Przedstawiciele służb biorących udział w przygotowaniach i przebiegu imprez o charakterze publicznym podkreślali, że kluczową sprawą jest właściwe kwalifikowanie danej imprezy jako masowej zwykłej lub masowej o podwyższonym ryzyku zagrożenia.
Szef tarnobrzeskiej policji zwracał uwagę na bezpośredni związek szacowanej liczby uczestników ze skalą wprowadzanych zabezpieczeń. Tymczasem w opinii komendanta Stanisława Sekuły organizatorzy celowo zaniżają deklarowaną liczbę uczestników ponieważ im mniej służb jest zaangażowanych w ochronę tym niższe są koszty imprezy. Komendant Sekuła dodał, że tym sposobem zgromadzenie kilku tysięcy osób w danym miejscu nie uzyskuje statusu imprezy masowej, wymagającej wzmożonych środków bezpieczeństwa.
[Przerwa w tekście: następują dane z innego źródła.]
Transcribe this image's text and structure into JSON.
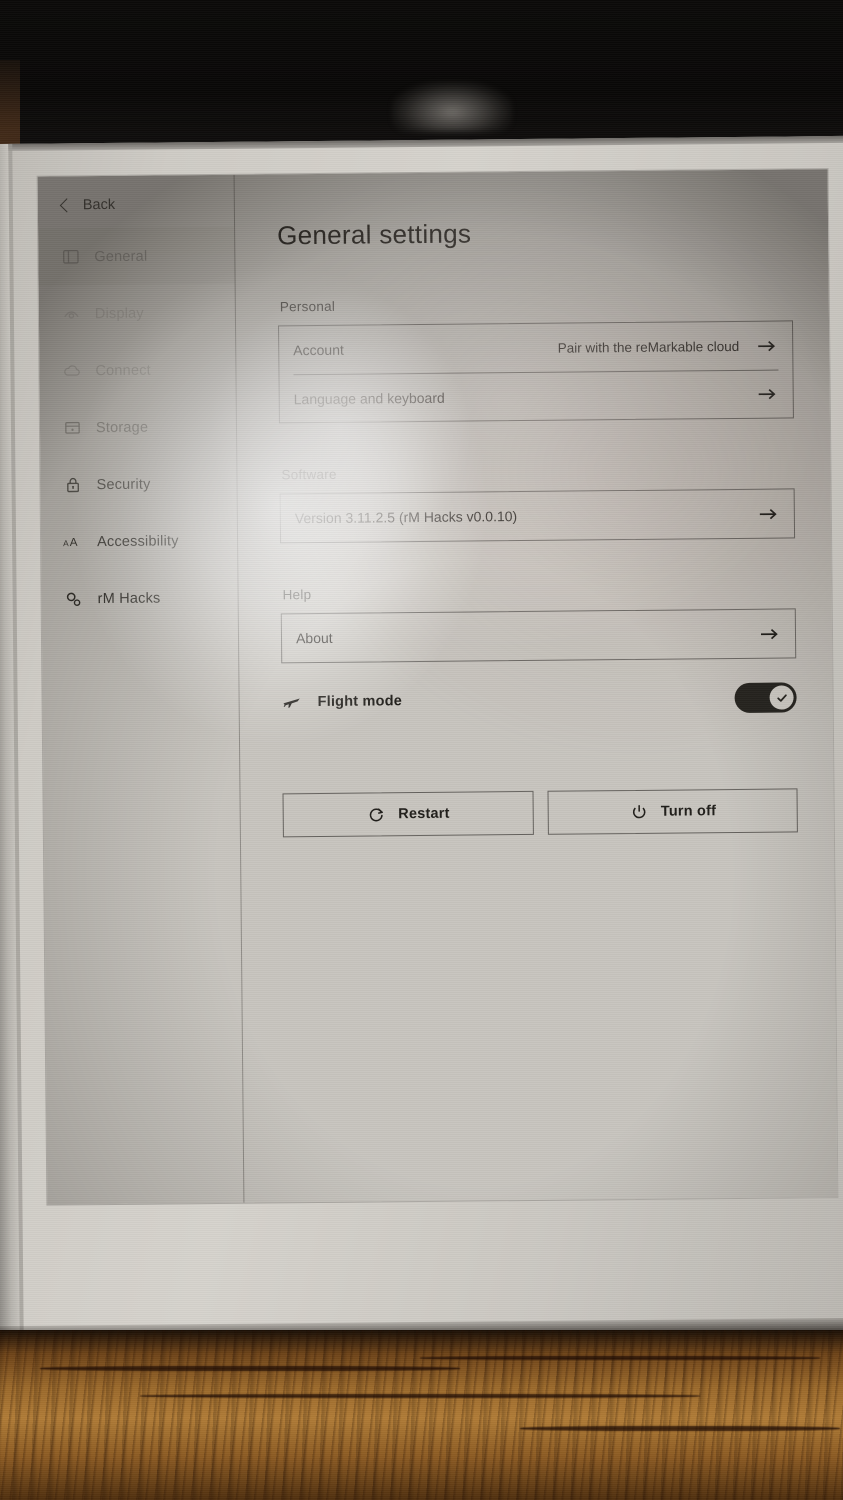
{
  "device": {
    "kind": "e-ink-tablet",
    "screen_note": "reMarkable settings screen photographed on a wooden desk"
  },
  "sidebar": {
    "back": {
      "label": "Back",
      "icon": "chevron-left-icon"
    },
    "items": [
      {
        "label": "General",
        "icon": "sliders-icon",
        "selected": true,
        "obscured": true
      },
      {
        "label": "Display",
        "icon": "display-icon",
        "selected": false,
        "obscured": true
      },
      {
        "label": "Connect",
        "icon": "cloud-icon",
        "selected": false,
        "obscured": true
      },
      {
        "label": "Storage",
        "icon": "storage-icon",
        "selected": false,
        "obscured": true
      },
      {
        "label": "Security",
        "icon": "lock-icon",
        "selected": false,
        "obscured": false
      },
      {
        "label": "Accessibility",
        "icon": "text-size-icon",
        "selected": false,
        "obscured": false
      },
      {
        "label": "rM Hacks",
        "icon": "gears-icon",
        "selected": false,
        "obscured": false
      }
    ]
  },
  "main": {
    "title": "General settings",
    "sections": [
      {
        "label": "Personal",
        "rows": [
          {
            "label": "Account",
            "value": "Pair with the reMarkable cloud",
            "icon": "arrow-right-icon"
          },
          {
            "label": "Language and keyboard",
            "value": "",
            "icon": "arrow-right-icon"
          }
        ]
      },
      {
        "label": "Software",
        "rows": [
          {
            "label": "Version 3.11.2.5 (rM Hacks v0.0.10)",
            "value": "",
            "icon": "arrow-right-icon"
          }
        ]
      },
      {
        "label": "Help",
        "rows": [
          {
            "label": "About",
            "value": "",
            "icon": "arrow-right-icon"
          }
        ]
      }
    ],
    "flight_mode": {
      "label": "Flight mode",
      "icon": "airplane-icon",
      "enabled": true,
      "toggle_icon": "check-icon"
    },
    "buttons": [
      {
        "label": "Restart",
        "icon": "restart-icon"
      },
      {
        "label": "Turn off",
        "icon": "power-icon"
      }
    ]
  }
}
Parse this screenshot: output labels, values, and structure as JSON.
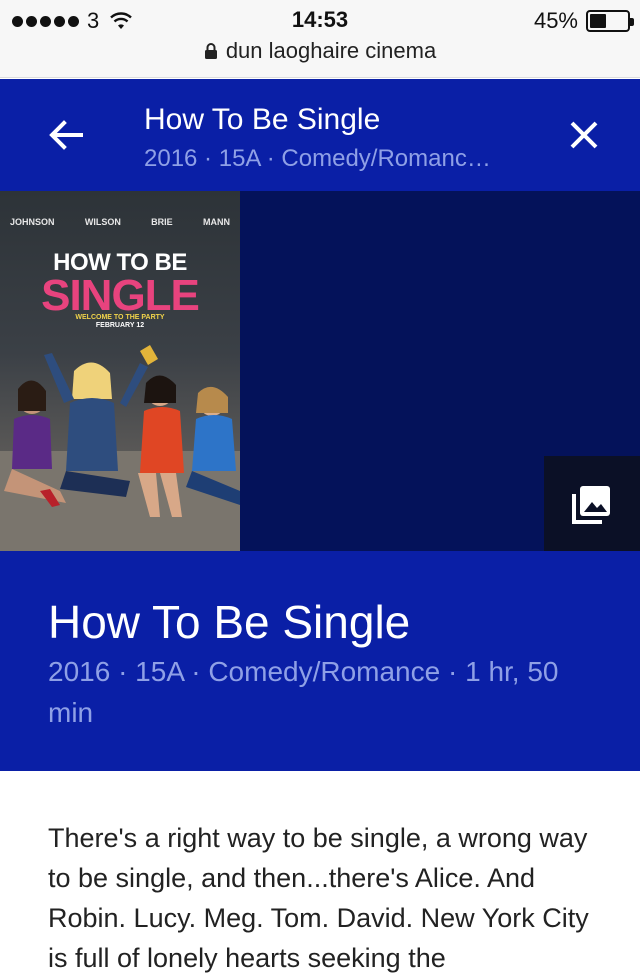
{
  "status_bar": {
    "carrier": "3",
    "time": "14:53",
    "battery_percent": "45%",
    "battery_level": 0.45,
    "signal_bars": 5,
    "url": "dun laoghaire cinema"
  },
  "header": {
    "title": "How To Be Single",
    "subtitle": "2016 · 15A · Comedy/Romanc…",
    "back_icon": "arrow-left-icon",
    "close_icon": "close-icon"
  },
  "poster": {
    "cast": [
      "JOHNSON",
      "WILSON",
      "BRIE",
      "MANN"
    ],
    "title_line_1": "HOW TO BE",
    "title_line_2": "SINGLE",
    "tagline": "WELCOME TO THE PARTY",
    "release": "FEBRUARY 12"
  },
  "gallery_icon": "photo-gallery-icon",
  "movie": {
    "title": "How To Be Single",
    "meta": "2016 · 15A · Comedy/Romance · 1 hr, 50 min",
    "description": "There's a right way to be single, a wrong way to be single, and then...there's Alice. And Robin. Lucy. Meg. Tom. David. New York City is full of lonely hearts seeking the"
  },
  "colors": {
    "header_blue": "#0a1fa6",
    "strip_navy": "#04125a",
    "subtitle_blue": "#8fa0e6",
    "poster_pink": "#e8437e"
  }
}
Także w opinii prezesa tarnobrzeskiej firmy ochroniarskiej ARGUS, organizator zamiast profesjonalnej ochrony najczęściej zatrudnia najtańszą. Tadeusz Pachnik podkreśla, że często ochroniarzami są osoby niepełnosprawne lub osoby starsze, które nie potrafią albo nie mogą sprostać zagrożeniom w tłumie z powodu swojej kondycji.